Pintor, desenhista, gravador e arquiteto, Claudio Tozzi nasceu em São Paulo, em 1944. Sua obra participa da paisagem paulistana e dos livros de arte brasileira há uns 30 anos, sendo reconhecida com facilidade pelo seu multi-cromatismo e pela sua técnica pontilhista. Seus temas são: a pop art, pássaros e paisagens brasileiras, paisagens urbanas, escadas, retalhos geométricos, escadas, recortes, etc., com as fases mais antigas sendo mais procuradas pelos colecionadores.

Descendente de italianos, estudou no Colégio de Aplicação da USP onde foi incentivado pela sua professora de artes a criar cartazes, colagens e composição abstratas. No início da década de 1960, influenciado pelas notícias da Guerra do Vietnan, criou sua primeira obra, intitulada “Paz”. Pouco depois, venceu o concurso de cartazes para o XI Salão Paulista de Arte Moderna, iniciando sua carreira de artista gráfico.

Entre 1963 e 1968, cursou arquitetura na FAU/USP. Em 1969 fez uma viagem de estudos à Europa quando realizou as séries “Astronautas” e “Parafusos”, com gravuras, objetos e pinturas. A partir de 1972 sua obra evoluiu do pop para o conceitual, realizando estudos com a cor, o pigmento e a luz.

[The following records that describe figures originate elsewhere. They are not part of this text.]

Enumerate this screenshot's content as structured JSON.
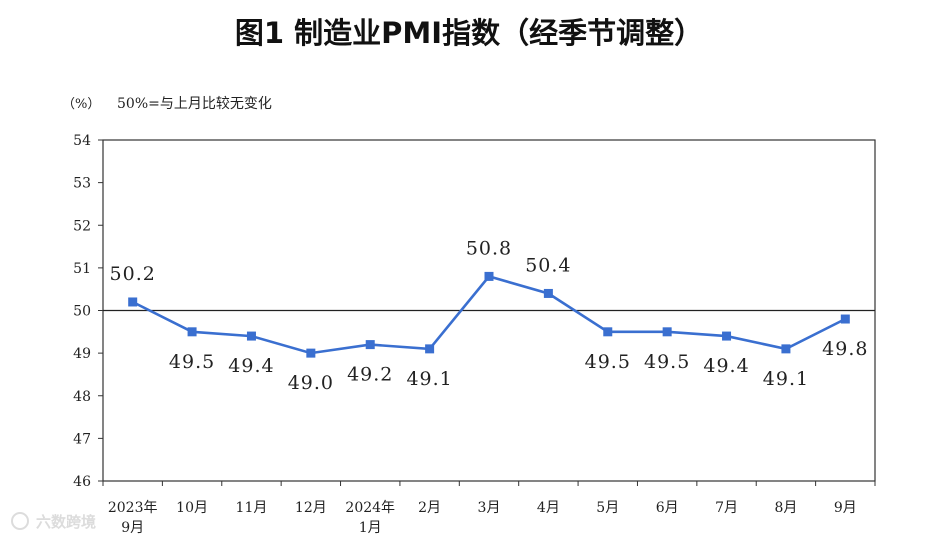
{
  "chart_data": {
    "type": "line",
    "title": "图1  制造业PMI指数（经季节调整）",
    "ylabel": "（%）",
    "note": "50%=与上月比较无变化",
    "categories": [
      [
        "2023年",
        "9月"
      ],
      [
        "10月"
      ],
      [
        "11月"
      ],
      [
        "12月"
      ],
      [
        "2024年",
        "1月"
      ],
      [
        "2月"
      ],
      [
        "3月"
      ],
      [
        "4月"
      ],
      [
        "5月"
      ],
      [
        "6月"
      ],
      [
        "7月"
      ],
      [
        "8月"
      ],
      [
        "9月"
      ]
    ],
    "values": [
      50.2,
      49.5,
      49.4,
      49.0,
      49.2,
      49.1,
      50.8,
      50.4,
      49.5,
      49.5,
      49.4,
      49.1,
      49.8
    ],
    "data_labels": [
      "50.2",
      "49.5",
      "49.4",
      "49.0",
      "49.2",
      "49.1",
      "50.8",
      "50.4",
      "49.5",
      "49.5",
      "49.4",
      "49.1",
      "49.8"
    ],
    "label_positions": [
      "above",
      "below",
      "below",
      "below",
      "below",
      "below",
      "above",
      "above",
      "below",
      "below",
      "below",
      "below",
      "below"
    ],
    "ylim": [
      46,
      54
    ],
    "yticks": [
      46,
      47,
      48,
      49,
      50,
      51,
      52,
      53,
      54
    ],
    "reference_line": 50,
    "grid": false,
    "legend": "none",
    "colors": {
      "series": "#3a6fd0",
      "reference": "#222222",
      "axis": "#333333"
    }
  },
  "watermark": "六数跨境"
}
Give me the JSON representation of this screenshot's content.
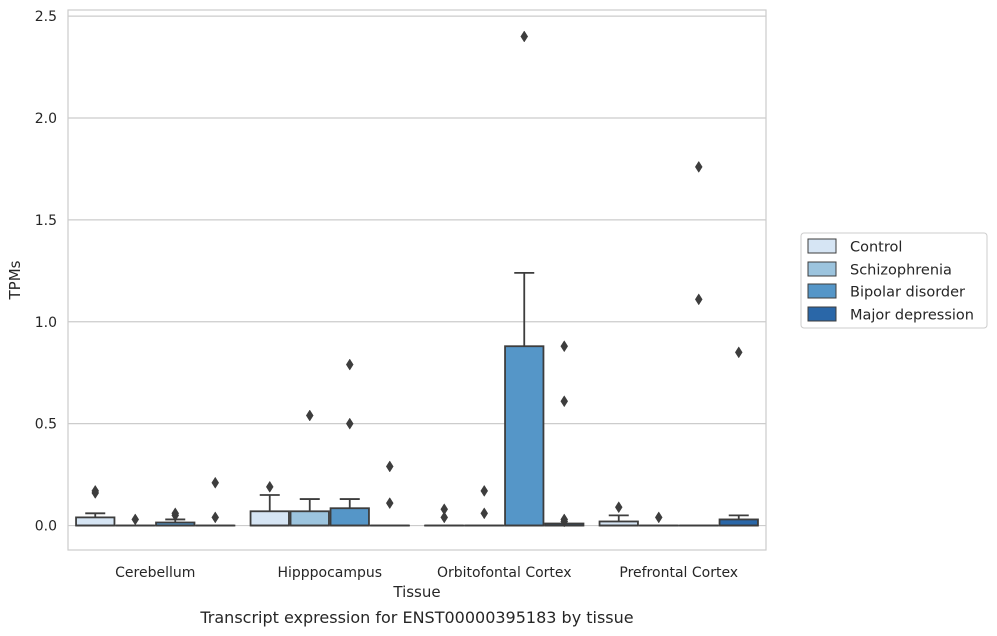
{
  "chart_data": {
    "type": "box",
    "caption": "Transcript expression for ENST00000395183 by tissue",
    "xlabel": "Tissue",
    "ylabel": "TPMs",
    "ylim": [
      -0.12,
      2.53
    ],
    "yticks": [
      "0.0",
      "0.5",
      "1.0",
      "1.5",
      "2.0",
      "2.5"
    ],
    "grid": "horizontal",
    "legend_position": "right",
    "categories": [
      "Cerebellum",
      "Hipppocampus",
      "Orbitofontal Cortex",
      "Prefrontal Cortex"
    ],
    "series": [
      {
        "name": "Control",
        "color": "#d6e5f4",
        "boxes": [
          {
            "q1": 0.0,
            "median": 0.0,
            "q3": 0.04,
            "whisker_low": 0.0,
            "whisker_high": 0.06,
            "outliers": [
              0.16,
              0.17
            ]
          },
          {
            "q1": 0.0,
            "median": 0.0,
            "q3": 0.07,
            "whisker_low": 0.0,
            "whisker_high": 0.15,
            "outliers": [
              0.19
            ]
          },
          {
            "q1": 0.0,
            "median": 0.0,
            "q3": 0.0,
            "whisker_low": 0.0,
            "whisker_high": 0.0,
            "outliers": [
              0.04,
              0.08
            ]
          },
          {
            "q1": 0.0,
            "median": 0.0,
            "q3": 0.02,
            "whisker_low": 0.0,
            "whisker_high": 0.05,
            "outliers": [
              0.09
            ]
          }
        ]
      },
      {
        "name": "Schizophrenia",
        "color": "#9cc4de",
        "boxes": [
          {
            "q1": 0.0,
            "median": 0.0,
            "q3": 0.0,
            "whisker_low": 0.0,
            "whisker_high": 0.0,
            "outliers": [
              0.03
            ]
          },
          {
            "q1": 0.0,
            "median": 0.0,
            "q3": 0.07,
            "whisker_low": 0.0,
            "whisker_high": 0.13,
            "outliers": [
              0.54
            ]
          },
          {
            "q1": 0.0,
            "median": 0.0,
            "q3": 0.0,
            "whisker_low": 0.0,
            "whisker_high": 0.0,
            "outliers": [
              0.06,
              0.17
            ]
          },
          {
            "q1": 0.0,
            "median": 0.0,
            "q3": 0.0,
            "whisker_low": 0.0,
            "whisker_high": 0.0,
            "outliers": [
              0.04
            ]
          }
        ]
      },
      {
        "name": "Bipolar disorder",
        "color": "#5596c8",
        "boxes": [
          {
            "q1": 0.0,
            "median": 0.0,
            "q3": 0.015,
            "whisker_low": 0.0,
            "whisker_high": 0.03,
            "outliers": [
              0.05,
              0.06
            ]
          },
          {
            "q1": 0.0,
            "median": 0.0,
            "q3": 0.085,
            "whisker_low": 0.0,
            "whisker_high": 0.13,
            "outliers": [
              0.5,
              0.79
            ]
          },
          {
            "q1": 0.0,
            "median": 0.0,
            "q3": 0.88,
            "whisker_low": 0.0,
            "whisker_high": 1.24,
            "outliers": [
              2.4
            ]
          },
          {
            "q1": 0.0,
            "median": 0.0,
            "q3": 0.0,
            "whisker_low": 0.0,
            "whisker_high": 0.0,
            "outliers": [
              1.11,
              1.76
            ]
          }
        ]
      },
      {
        "name": "Major depression",
        "color": "#2a67a8",
        "boxes": [
          {
            "q1": 0.0,
            "median": 0.0,
            "q3": 0.0,
            "whisker_low": 0.0,
            "whisker_high": 0.0,
            "outliers": [
              0.04,
              0.21
            ]
          },
          {
            "q1": 0.0,
            "median": 0.0,
            "q3": 0.0,
            "whisker_low": 0.0,
            "whisker_high": 0.0,
            "outliers": [
              0.11,
              0.29
            ]
          },
          {
            "q1": 0.0,
            "median": 0.0,
            "q3": 0.01,
            "whisker_low": 0.0,
            "whisker_high": 0.01,
            "outliers": [
              0.02,
              0.03,
              0.61,
              0.88
            ]
          },
          {
            "q1": 0.0,
            "median": 0.0,
            "q3": 0.03,
            "whisker_low": 0.0,
            "whisker_high": 0.05,
            "outliers": [
              0.85
            ]
          }
        ]
      }
    ],
    "colors": {
      "grid": "#cccccc",
      "frame": "#cccccc",
      "stroke": "#3d3d3d",
      "outlier": "#3d3d3d"
    }
  }
}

Na década de 1970, foi um dos idealizadores do Cinemobiles, juntamente com Abrão Berman, quando aventurou-se nas artes cinematográficas, realizando curta-metragens no formado super 8. São de sua autoria os filmes “Grama”, “Fotograma”, “A Morte da Galinha” e “Seio”.

Ainda na década de 1970, desenvolve pesquisas cromáticas e nos anos de 1980, trabalha com temáticas figurativas. É neste período que criou painéis para espaços públicos em São Paulo, como “Zebra”, colocado na lateral de um prédio da Praça da República e outros ainda na Estação Sé do e na Estação Barra Funda do metrô, no edifício da Cultura Inglesa. Também no Rio de Janeiro, na Estação Maracanã do metrô.

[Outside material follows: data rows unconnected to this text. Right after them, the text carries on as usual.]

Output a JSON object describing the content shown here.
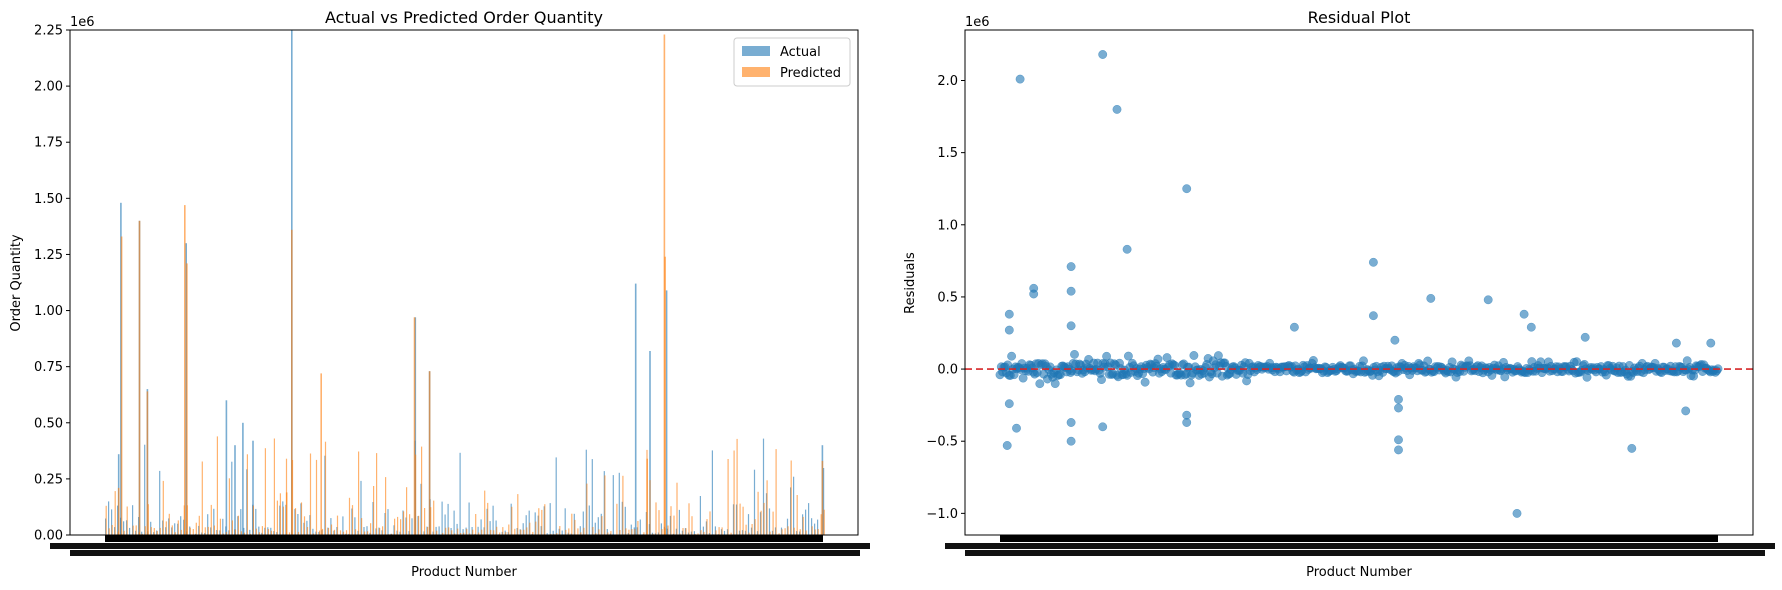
{
  "chart_data": [
    {
      "type": "bar",
      "title": "Actual vs Predicted Order Quantity",
      "xlabel": "Product Number",
      "ylabel": "Order Quantity",
      "ylim": [
        0,
        2250000
      ],
      "y_offset_label": "1e6",
      "y_ticks": [
        "0.00",
        "0.25",
        "0.50",
        "0.75",
        "1.00",
        "1.25",
        "1.50",
        "1.75",
        "2.00",
        "2.25"
      ],
      "y_tick_values": [
        0,
        250000,
        500000,
        750000,
        1000000,
        1250000,
        1500000,
        1750000,
        2000000,
        2250000
      ],
      "x_tick_labels": "dense overlapping product number labels (illegible)",
      "legend": "top-right",
      "grid": false,
      "series": [
        {
          "name": "Actual",
          "color": "#1f77b4",
          "alpha": 0.6,
          "peaks": [
            [
              0.018,
              360000
            ],
            [
              0.021,
              1480000
            ],
            [
              0.047,
              1400000
            ],
            [
              0.058,
              650000
            ],
            [
              0.112,
              1300000
            ],
            [
              0.168,
              600000
            ],
            [
              0.18,
              400000
            ],
            [
              0.191,
              500000
            ],
            [
              0.205,
              420000
            ],
            [
              0.259,
              2250000
            ],
            [
              0.431,
              970000
            ],
            [
              0.451,
              730000
            ],
            [
              0.738,
              1120000
            ],
            [
              0.758,
              820000
            ],
            [
              0.781,
              1090000
            ],
            [
              0.998,
              400000
            ]
          ]
        },
        {
          "name": "Predicted",
          "color": "#ff7f0e",
          "alpha": 0.6,
          "peaks": [
            [
              0.018,
              210000
            ],
            [
              0.022,
              1330000
            ],
            [
              0.047,
              1400000
            ],
            [
              0.058,
              640000
            ],
            [
              0.11,
              1470000
            ],
            [
              0.113,
              1210000
            ],
            [
              0.252,
              190000
            ],
            [
              0.259,
              1360000
            ],
            [
              0.3,
              720000
            ],
            [
              0.43,
              970000
            ],
            [
              0.451,
              730000
            ],
            [
              0.754,
              340000
            ],
            [
              0.778,
              2230000
            ],
            [
              0.779,
              1240000
            ],
            [
              0.998,
              330000
            ]
          ]
        }
      ]
    },
    {
      "type": "scatter",
      "title": "Residual Plot",
      "xlabel": "Product Number",
      "ylabel": "Residuals",
      "ylim": [
        -1150000,
        2350000
      ],
      "y_offset_label": "1e6",
      "y_ticks": [
        "−1.0",
        "−0.5",
        "0.0",
        "0.5",
        "1.0",
        "1.5",
        "2.0"
      ],
      "y_tick_values": [
        -1000000,
        -500000,
        0,
        500000,
        1000000,
        1500000,
        2000000
      ],
      "x_tick_labels": "dense overlapping product number labels (illegible)",
      "reference_line": {
        "y": 0,
        "color": "#d62728",
        "style": "dashed"
      },
      "grid": false,
      "series": [
        {
          "color": "#1f77b4",
          "alpha": 0.6,
          "outliers": [
            [
              0.01,
              -530000
            ],
            [
              0.013,
              380000
            ],
            [
              0.013,
              270000
            ],
            [
              0.013,
              -240000
            ],
            [
              0.028,
              2010000
            ],
            [
              0.023,
              -410000
            ],
            [
              0.047,
              560000
            ],
            [
              0.047,
              520000
            ],
            [
              0.099,
              710000
            ],
            [
              0.099,
              540000
            ],
            [
              0.099,
              -370000
            ],
            [
              0.099,
              -500000
            ],
            [
              0.099,
              300000
            ],
            [
              0.143,
              2180000
            ],
            [
              0.143,
              -400000
            ],
            [
              0.163,
              1800000
            ],
            [
              0.177,
              830000
            ],
            [
              0.26,
              1250000
            ],
            [
              0.26,
              -320000
            ],
            [
              0.26,
              -370000
            ],
            [
              0.41,
              290000
            ],
            [
              0.52,
              740000
            ],
            [
              0.555,
              -210000
            ],
            [
              0.555,
              -270000
            ],
            [
              0.555,
              -490000
            ],
            [
              0.555,
              -560000
            ],
            [
              0.55,
              200000
            ],
            [
              0.52,
              370000
            ],
            [
              0.68,
              480000
            ],
            [
              0.6,
              490000
            ],
            [
              0.72,
              -1000000
            ],
            [
              0.73,
              380000
            ],
            [
              0.74,
              290000
            ],
            [
              0.815,
              220000
            ],
            [
              0.88,
              -550000
            ],
            [
              0.942,
              180000
            ],
            [
              0.955,
              -290000
            ],
            [
              0.99,
              180000
            ]
          ]
        }
      ]
    }
  ]
}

O artista expôs o seu trabalho em várias exposições nacionais e internacionais e suas principais obras são: “Guevara vivo ou morto” (serigrafia que vendia em estádios de futebol e praça no final da década de 1960), “Mão/Multidão/Mão”“Veja o nú”“Desta vez eu consigo fugir”“Trama reticular urbana”, entre muitas outras.